Attempting to provide more features for free, especially in AI, Google this week announced a significant update to its Gemini AI platform by launching Imagen 3, an advanced text-to-image generation model. It made it available to all Gemini users worldwide.
Google’s market share has slowed, according to data from Emarketer. Amazon is forecast to take 22.3% of the market this year, growing 17.6%, compared with Google’s 50.5% share and 7.6% growth.
Emarketer estimates Google U.S. search ad revenue will rise from $62.8 billion in 2024 to $67.6 billion in 2025. Amazon in the U.S. is expected to rise from $27.7 billion in 2024 to $33.8 billion in 2025. Apple is estimated at $6.3 billion in 2024, rising to $7.3 billion in 2025.

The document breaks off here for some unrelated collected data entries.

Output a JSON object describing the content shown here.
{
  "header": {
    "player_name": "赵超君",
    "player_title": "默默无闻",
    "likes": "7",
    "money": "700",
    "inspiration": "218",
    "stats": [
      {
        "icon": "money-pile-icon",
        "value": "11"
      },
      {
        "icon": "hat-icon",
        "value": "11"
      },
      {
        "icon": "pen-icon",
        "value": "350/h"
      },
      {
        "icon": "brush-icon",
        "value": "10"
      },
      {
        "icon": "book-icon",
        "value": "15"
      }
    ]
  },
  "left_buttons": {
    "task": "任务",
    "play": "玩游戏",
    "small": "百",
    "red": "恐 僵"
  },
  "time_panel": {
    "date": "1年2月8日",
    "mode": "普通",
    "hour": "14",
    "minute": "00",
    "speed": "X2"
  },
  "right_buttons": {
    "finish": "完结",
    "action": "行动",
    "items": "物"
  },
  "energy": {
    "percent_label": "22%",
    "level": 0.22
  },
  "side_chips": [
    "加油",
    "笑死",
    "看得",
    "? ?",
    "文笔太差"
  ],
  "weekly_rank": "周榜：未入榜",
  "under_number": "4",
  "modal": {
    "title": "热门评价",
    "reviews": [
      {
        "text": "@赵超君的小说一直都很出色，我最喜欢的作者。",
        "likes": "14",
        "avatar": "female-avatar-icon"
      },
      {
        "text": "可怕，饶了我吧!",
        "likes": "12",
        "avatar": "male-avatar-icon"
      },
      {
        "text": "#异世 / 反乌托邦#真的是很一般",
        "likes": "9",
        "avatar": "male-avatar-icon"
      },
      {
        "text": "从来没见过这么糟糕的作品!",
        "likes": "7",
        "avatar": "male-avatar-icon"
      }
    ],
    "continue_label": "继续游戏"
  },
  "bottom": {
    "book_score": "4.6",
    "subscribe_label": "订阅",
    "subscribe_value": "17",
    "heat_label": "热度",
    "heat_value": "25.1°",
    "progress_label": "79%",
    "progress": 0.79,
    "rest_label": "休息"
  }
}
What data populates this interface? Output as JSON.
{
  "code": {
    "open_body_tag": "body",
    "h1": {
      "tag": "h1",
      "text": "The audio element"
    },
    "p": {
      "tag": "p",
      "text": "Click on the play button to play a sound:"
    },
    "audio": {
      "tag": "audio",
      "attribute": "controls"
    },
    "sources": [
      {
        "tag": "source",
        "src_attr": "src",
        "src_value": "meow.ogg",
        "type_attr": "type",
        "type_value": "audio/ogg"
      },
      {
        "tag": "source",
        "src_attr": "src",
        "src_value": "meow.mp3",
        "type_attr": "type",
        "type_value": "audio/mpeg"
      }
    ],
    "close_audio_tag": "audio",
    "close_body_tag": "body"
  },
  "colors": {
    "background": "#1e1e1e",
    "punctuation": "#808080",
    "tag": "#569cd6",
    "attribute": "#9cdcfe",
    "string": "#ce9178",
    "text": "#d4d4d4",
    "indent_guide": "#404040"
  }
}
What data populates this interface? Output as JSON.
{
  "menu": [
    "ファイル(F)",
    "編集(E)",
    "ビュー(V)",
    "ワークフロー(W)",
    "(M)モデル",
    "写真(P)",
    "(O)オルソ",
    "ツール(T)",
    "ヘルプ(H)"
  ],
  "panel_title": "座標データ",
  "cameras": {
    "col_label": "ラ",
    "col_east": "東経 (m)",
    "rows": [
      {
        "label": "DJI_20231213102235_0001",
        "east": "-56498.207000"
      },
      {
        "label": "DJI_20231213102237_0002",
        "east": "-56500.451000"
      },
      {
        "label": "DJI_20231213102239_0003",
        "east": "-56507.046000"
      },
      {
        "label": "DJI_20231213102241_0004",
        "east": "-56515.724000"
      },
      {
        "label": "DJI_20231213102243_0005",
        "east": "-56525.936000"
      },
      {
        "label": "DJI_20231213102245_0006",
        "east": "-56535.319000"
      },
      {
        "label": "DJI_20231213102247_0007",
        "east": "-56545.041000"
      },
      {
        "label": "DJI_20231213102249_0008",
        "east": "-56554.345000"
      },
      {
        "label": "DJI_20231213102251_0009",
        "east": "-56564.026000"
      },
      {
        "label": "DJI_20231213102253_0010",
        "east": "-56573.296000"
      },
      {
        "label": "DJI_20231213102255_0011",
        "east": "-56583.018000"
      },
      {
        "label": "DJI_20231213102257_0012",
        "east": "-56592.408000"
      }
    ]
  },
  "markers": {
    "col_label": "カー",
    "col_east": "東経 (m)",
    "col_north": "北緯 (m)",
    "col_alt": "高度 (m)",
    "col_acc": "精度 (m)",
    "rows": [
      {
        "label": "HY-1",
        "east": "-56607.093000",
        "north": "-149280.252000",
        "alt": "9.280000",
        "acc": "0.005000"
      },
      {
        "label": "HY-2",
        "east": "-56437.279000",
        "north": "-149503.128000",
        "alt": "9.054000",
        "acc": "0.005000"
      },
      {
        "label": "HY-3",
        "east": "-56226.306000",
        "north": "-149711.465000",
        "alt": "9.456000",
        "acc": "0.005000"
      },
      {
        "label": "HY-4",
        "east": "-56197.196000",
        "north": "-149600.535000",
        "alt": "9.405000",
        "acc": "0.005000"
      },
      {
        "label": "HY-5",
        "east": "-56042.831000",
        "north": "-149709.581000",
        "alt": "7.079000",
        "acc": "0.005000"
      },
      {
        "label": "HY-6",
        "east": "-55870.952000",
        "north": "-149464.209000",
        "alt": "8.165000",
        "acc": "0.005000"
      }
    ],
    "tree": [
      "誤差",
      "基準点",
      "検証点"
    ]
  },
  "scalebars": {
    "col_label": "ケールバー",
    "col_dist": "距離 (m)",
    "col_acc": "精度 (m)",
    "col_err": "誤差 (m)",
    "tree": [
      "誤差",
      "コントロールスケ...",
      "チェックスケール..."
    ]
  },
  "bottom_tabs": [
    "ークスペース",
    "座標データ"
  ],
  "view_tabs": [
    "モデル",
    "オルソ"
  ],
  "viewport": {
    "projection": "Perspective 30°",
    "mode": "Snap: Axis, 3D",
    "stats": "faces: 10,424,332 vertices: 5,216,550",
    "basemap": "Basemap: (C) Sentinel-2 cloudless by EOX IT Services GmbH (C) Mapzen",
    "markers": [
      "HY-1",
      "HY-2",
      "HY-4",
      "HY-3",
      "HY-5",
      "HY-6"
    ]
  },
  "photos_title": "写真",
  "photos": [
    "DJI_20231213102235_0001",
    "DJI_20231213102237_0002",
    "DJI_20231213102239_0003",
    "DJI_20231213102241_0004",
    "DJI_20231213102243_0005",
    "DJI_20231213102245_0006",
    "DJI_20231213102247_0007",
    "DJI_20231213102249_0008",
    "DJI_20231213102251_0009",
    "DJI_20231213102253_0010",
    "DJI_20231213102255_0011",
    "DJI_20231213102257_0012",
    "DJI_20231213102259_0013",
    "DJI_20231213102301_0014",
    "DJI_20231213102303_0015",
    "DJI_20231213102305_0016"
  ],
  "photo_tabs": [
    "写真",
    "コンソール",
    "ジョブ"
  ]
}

Estimates from Emarketer include advertising running on desktop and laptop computers as well as mobile phones, tablets, and other internet-connected devices. It also includes contextual text links, paid inclusion, paid listings such as paid search, and SEO; net ad revenues after companies pay traffic acquisition costs (TAC) to partner sites.
Worldwide, that number is growing for Google based on Emarketer’s estimate of $156.2 billion in 2024, rising to $168.4 billion in 2025. Microsoft comes in at No. 2 -- far behind with $7.3 billion in 2024, and $7.8 billion in 2025.